Édition – Juillet/août 2006
Mon ami Jean me raconte son dernier massage o ù il a souffert en silence, se promettant de le souligner à la masseuse, un de ces jours. – Non mais c’est vrai ! Pourquoi visse-t-elle dans mes tensions cette mascotte de Sibérie? C’est qu’elle me gonfle plutôt le système. Elle ne fait pas la différence entre pétrir et pétrifier ! Enfin ! Elle pense peut-être que je suis une poupée russe et qu’il faut masser la plus petite en même temps que la plus grosse ! Mais toi Pierre, est-ce que tu tortures tes clients comme ça ?

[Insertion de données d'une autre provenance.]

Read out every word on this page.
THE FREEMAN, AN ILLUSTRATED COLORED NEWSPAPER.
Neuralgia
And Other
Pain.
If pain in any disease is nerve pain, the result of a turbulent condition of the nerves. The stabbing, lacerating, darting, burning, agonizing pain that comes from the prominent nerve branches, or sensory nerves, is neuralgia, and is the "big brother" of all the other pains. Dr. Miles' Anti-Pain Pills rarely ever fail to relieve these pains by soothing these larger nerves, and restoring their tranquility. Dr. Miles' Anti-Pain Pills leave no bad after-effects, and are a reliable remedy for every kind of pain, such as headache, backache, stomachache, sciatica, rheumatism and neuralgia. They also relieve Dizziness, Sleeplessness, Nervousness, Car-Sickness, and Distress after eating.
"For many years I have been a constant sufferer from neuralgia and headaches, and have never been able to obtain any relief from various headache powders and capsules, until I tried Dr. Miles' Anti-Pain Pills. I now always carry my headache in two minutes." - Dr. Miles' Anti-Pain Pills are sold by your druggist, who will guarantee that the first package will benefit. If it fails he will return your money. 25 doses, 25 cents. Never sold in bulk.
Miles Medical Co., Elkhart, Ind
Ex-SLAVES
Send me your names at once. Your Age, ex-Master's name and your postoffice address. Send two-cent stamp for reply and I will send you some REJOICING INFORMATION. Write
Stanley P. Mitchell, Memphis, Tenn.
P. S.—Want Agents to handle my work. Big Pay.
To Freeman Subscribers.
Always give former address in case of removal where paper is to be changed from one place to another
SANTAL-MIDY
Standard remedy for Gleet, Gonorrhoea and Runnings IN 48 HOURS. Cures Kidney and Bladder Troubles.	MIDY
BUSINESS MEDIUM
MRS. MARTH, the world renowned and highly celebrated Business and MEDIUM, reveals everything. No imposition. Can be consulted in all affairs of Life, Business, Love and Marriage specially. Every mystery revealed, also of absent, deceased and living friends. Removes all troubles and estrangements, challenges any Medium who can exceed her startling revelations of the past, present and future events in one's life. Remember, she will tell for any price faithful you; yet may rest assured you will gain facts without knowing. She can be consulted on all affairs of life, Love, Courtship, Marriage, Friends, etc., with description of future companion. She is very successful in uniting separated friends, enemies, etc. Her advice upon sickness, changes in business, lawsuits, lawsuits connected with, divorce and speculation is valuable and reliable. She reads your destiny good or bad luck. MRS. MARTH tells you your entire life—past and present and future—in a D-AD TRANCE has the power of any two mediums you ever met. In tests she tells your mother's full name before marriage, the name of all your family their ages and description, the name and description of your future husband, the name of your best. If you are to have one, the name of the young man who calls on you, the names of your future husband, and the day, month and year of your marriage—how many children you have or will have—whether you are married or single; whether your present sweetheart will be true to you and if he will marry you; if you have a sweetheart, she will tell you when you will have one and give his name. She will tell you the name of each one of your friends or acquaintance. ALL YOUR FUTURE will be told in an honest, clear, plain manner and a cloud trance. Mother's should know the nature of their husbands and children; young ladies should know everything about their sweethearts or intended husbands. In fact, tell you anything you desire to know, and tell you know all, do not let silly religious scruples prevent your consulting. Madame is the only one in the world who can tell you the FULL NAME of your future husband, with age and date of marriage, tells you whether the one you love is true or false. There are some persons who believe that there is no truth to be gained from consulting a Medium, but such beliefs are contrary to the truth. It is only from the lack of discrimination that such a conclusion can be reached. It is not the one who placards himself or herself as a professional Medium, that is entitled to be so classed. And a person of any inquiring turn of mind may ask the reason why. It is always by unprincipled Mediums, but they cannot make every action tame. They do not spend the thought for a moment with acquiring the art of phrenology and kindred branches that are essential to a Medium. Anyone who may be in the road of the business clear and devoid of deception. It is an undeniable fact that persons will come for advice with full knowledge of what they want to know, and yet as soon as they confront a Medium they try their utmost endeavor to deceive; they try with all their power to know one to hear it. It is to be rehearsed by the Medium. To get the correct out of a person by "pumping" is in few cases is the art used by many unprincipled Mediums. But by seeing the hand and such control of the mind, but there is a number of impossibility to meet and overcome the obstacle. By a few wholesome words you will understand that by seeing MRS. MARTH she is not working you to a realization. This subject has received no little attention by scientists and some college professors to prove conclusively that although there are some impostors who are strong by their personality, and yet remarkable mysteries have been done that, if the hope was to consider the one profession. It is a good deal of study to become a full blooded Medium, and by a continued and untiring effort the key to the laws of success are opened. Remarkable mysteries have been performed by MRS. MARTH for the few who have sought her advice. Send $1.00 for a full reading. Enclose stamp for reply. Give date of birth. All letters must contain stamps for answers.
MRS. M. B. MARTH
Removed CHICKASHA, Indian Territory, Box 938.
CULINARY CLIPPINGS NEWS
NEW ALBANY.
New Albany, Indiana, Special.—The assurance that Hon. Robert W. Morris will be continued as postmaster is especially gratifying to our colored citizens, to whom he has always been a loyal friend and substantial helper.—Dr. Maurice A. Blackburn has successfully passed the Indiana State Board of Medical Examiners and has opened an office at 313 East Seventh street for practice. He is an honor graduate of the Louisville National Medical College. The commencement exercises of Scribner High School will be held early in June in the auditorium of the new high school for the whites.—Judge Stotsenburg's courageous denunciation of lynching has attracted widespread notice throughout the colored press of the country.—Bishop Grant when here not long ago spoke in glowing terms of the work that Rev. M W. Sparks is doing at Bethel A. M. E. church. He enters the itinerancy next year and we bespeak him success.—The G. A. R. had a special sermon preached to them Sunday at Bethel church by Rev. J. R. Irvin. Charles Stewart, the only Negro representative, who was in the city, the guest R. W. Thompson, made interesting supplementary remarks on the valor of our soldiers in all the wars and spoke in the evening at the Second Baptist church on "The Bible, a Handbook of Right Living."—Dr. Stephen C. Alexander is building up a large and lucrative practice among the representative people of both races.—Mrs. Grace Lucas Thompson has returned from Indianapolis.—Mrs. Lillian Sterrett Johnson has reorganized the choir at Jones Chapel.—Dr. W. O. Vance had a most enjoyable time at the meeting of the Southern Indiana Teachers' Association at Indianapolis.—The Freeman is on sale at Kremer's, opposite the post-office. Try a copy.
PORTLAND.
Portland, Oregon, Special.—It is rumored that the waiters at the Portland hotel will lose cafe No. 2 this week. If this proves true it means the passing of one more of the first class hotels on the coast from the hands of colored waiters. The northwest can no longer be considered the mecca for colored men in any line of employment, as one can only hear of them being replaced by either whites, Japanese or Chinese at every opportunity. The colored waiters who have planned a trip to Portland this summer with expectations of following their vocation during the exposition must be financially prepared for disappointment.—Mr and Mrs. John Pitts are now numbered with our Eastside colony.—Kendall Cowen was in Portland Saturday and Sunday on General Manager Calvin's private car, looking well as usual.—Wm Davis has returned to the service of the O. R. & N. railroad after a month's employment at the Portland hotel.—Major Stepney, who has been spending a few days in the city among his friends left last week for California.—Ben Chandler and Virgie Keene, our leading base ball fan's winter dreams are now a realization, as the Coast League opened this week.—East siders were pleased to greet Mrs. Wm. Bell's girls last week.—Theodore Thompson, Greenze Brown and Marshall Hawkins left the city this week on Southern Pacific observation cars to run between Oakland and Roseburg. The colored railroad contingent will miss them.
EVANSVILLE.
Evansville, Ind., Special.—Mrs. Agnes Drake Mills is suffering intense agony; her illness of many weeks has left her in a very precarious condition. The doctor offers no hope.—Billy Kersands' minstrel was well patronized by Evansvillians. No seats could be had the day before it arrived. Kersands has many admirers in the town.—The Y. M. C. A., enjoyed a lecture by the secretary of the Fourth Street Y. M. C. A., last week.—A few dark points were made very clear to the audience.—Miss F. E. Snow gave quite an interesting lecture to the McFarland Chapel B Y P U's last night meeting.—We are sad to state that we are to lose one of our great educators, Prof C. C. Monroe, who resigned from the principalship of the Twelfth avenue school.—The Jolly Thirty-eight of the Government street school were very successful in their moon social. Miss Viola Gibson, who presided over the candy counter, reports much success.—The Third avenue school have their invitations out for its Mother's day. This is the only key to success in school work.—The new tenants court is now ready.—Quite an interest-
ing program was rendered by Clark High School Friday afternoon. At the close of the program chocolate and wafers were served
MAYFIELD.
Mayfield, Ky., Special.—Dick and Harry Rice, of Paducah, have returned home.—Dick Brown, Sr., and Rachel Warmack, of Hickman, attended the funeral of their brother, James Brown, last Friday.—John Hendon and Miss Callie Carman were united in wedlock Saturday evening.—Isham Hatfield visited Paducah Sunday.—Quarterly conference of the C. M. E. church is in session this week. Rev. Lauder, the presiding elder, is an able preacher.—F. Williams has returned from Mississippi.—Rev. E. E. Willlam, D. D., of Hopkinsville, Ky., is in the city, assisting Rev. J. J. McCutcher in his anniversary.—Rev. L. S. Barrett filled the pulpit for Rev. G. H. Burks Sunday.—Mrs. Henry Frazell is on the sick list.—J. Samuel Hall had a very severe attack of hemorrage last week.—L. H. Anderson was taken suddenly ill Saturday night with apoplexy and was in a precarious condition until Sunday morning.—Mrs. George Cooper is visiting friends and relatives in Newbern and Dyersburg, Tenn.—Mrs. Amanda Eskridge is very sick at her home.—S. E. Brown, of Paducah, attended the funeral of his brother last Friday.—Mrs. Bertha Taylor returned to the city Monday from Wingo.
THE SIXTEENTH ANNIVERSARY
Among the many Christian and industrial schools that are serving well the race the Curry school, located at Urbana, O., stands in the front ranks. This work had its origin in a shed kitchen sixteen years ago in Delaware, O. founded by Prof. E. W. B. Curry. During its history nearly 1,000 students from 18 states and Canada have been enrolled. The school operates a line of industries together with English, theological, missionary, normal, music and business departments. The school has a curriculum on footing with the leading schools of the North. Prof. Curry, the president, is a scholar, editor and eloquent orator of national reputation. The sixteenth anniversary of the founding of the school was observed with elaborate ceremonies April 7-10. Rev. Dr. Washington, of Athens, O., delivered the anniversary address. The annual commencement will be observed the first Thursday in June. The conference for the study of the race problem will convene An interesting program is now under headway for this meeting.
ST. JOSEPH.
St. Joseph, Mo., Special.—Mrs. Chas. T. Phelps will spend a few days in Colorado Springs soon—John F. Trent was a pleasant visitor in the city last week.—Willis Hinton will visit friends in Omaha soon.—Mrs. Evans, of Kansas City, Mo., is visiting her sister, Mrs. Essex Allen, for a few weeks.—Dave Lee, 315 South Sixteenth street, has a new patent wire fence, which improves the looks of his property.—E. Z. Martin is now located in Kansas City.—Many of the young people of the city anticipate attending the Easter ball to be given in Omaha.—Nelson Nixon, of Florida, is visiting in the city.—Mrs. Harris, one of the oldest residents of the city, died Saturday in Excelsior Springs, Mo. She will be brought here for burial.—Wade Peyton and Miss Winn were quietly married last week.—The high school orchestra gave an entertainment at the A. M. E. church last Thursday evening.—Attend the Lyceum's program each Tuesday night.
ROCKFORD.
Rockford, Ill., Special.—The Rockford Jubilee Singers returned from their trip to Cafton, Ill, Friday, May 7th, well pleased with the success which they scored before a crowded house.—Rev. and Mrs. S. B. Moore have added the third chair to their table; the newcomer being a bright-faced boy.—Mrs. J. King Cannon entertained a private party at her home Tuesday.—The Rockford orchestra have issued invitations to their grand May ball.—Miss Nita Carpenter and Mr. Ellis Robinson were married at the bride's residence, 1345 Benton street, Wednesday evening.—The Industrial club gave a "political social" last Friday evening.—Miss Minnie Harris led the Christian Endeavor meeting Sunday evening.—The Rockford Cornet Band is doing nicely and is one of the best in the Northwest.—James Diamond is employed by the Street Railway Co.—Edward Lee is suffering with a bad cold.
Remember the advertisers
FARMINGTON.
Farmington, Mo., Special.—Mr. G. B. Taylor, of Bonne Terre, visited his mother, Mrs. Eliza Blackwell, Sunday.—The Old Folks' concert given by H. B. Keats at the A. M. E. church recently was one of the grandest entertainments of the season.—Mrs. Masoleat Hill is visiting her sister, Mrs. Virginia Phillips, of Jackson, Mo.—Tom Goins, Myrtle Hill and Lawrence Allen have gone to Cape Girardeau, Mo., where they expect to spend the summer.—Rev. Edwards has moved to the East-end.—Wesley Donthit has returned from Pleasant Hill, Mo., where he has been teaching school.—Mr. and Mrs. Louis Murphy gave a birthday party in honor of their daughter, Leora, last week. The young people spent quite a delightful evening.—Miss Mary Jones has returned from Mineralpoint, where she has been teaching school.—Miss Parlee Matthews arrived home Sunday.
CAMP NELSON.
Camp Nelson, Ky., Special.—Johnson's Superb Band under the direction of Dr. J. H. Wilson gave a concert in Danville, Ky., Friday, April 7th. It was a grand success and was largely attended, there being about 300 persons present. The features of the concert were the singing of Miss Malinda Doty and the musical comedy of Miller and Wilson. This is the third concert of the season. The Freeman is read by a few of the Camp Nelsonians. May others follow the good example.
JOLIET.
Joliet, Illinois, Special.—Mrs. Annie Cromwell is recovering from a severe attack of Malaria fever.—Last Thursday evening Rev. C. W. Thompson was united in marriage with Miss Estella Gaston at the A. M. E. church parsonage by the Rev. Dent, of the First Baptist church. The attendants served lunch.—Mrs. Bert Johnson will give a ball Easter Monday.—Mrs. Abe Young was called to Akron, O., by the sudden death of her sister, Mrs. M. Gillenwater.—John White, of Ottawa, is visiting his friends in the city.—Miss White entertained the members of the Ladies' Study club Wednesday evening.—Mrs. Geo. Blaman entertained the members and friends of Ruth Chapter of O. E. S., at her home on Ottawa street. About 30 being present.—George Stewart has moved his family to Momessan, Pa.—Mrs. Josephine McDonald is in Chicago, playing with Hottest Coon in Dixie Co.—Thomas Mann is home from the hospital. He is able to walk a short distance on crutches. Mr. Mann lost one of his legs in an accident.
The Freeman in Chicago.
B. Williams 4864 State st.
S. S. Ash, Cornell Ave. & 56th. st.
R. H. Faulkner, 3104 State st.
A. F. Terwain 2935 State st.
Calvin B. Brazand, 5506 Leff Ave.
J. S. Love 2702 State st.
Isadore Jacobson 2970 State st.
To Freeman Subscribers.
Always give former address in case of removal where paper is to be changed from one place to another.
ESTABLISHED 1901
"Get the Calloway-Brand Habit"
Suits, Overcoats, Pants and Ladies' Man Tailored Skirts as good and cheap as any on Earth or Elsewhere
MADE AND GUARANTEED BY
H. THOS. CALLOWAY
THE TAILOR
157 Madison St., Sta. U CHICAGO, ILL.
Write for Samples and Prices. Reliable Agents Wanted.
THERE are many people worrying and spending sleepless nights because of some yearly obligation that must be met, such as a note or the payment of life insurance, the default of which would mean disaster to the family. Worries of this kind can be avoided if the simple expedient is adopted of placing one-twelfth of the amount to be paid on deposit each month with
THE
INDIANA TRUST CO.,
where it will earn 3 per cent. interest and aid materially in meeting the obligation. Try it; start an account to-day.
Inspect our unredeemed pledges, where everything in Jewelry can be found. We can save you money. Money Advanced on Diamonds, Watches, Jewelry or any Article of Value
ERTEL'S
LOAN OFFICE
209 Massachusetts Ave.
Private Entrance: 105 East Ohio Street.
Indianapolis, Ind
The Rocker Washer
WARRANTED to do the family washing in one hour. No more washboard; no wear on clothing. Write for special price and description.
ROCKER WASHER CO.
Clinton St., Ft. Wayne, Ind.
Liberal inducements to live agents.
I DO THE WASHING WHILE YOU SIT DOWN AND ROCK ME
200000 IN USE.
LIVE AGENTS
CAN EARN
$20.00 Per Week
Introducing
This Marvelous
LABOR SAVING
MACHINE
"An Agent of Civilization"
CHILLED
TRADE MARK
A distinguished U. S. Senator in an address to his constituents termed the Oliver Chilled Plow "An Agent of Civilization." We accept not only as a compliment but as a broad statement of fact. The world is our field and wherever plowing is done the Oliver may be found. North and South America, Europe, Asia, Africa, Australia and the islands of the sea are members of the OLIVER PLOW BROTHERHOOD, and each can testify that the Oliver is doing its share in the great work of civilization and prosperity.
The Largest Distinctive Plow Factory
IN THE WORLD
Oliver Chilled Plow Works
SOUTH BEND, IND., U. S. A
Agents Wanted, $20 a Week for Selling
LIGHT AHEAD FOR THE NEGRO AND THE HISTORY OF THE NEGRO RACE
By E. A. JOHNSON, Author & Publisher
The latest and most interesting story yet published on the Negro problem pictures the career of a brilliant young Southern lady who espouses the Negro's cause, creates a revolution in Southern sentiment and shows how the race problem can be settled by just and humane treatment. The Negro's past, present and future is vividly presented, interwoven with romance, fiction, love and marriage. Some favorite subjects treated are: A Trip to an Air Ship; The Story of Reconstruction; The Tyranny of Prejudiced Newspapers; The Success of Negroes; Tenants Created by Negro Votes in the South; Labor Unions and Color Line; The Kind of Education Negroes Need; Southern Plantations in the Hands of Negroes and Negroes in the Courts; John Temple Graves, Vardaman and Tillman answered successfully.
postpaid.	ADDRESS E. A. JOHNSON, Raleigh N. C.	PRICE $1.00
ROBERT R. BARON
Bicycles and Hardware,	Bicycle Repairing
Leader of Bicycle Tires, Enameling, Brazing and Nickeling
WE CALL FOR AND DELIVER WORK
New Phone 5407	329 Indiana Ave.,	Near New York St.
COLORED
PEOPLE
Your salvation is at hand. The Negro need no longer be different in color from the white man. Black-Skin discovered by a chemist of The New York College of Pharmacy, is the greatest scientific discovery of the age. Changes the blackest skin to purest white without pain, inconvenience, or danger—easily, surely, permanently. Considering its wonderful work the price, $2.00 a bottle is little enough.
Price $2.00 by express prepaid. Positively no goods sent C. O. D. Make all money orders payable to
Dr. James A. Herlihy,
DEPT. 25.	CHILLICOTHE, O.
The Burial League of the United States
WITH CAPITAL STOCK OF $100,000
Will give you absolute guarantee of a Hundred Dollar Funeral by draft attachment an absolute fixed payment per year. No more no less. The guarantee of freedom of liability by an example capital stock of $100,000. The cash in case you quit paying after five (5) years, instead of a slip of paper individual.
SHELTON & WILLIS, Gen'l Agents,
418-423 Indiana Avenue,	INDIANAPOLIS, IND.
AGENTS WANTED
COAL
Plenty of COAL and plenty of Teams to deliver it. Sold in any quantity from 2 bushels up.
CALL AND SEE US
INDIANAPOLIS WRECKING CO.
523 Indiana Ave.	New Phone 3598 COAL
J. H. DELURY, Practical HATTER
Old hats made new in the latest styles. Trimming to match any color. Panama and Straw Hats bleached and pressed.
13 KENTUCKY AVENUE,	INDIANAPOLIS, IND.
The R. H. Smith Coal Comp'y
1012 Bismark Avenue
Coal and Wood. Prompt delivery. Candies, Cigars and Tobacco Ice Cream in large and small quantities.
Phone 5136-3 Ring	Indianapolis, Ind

Non moi j’utilise la nitroglycérine, c’est plus raffiné. – Hein ! Que veux-tu dire ? – Et bien, j’astique la cuirasse avec des gants de cote de mailles et lorsque je décèle une lézarde, j’injecte de la nitroglycérine et je place minutieusement le détonateur entre les dents du client. La pression de la mâchoire fait tout le travail et l’explosion pulvérise toutes les douleurs. -Non mais, je suis sérieux moi, ton travail, c’est de détendre quelqu’un, pas de faire un raid sur les raideurs !
Poêle à bois
C’est que je le connais, moi, le Jean. Il dit n’avoir aucun problème, aucune faiblesse, aucune défaillance, aucun besoin, mais quand même, il aimerait bien calmer ses tensions internes qui s’échauffent à combustion lente. Il me fait penser à Michel, vous vous rappelez “monsieur sport extrême”, le gars qui était prêt à sauter dans le vide pour fuir son stress. Ça m’a pris trois séances pour amadouer ces muscles blindés. C’est que j’en masse pas mal, de poêles à bois. Difficile vous allez me dire, mais c’est encore plus dur quand il est allumé. Alors, pas question de me calciner les mains. Mes doigts ont l’air des fourmis qui patinent sur une enclume brûlante. C’est justement, du bout des doigts, avec délicatesse, que je désamorce l’engin. Et ce n’est pas de l’huile de nitro, mais bien une huile essentielle qui complète le travail.
Nitro ACHARNÉ, nitro café
Toujours est-il que quand un masseur vous demande, comment vous allez, il ne s’agit pas de la formule de politesse habituelle pour entretenir la conversation. Dites ce que vous ressentez, pour permettre d’orienter un dialogue pragmatique. Ce ne sont, après tout, que des indices qui orienteront le travail et définiront les endroits à masser. Un massage ne doit pas faire mal, il gagne toujours à être savoureux. Quelquefois les blocages sont tellement gros, qu’ils font dérailler une longue chaîne d’engrenages de notre savante mécanique. Ça fait déjà probablement longtemps que le torréfacteur vous a brûlé quelques neurones, voilà que c’est le cafouillis dans le percolateur. La pression est parfois tellement intense que le “poêle à bois” est une métaphaible. Des mains espresso ou trop instantanées ne doivent pas broyer les résidus comme dans un moulin. Un habile modelage permettra de replacer les roues pour permettre de moudre avec délectation cette énergie fine et corsée qui vous ravivera. Les mains doivent aussi sélectionner le bon grain. Le toucher, par sa simple énergie, rejoint les plus subtiles tensions sans pressions excessives. Après tout, les connaisseurs le prennent nature ou allongé. Et quand ces gorgées de sensations se manifestent, il faut laisser les frémissements et les effluves du plaisir des sens, s’évaporer jusqu’à votre esprit.
J’ai rencontré Jean, samedi, au marché. – Comment ça va, lui dis-je ? -Ouf ! toute une question !!!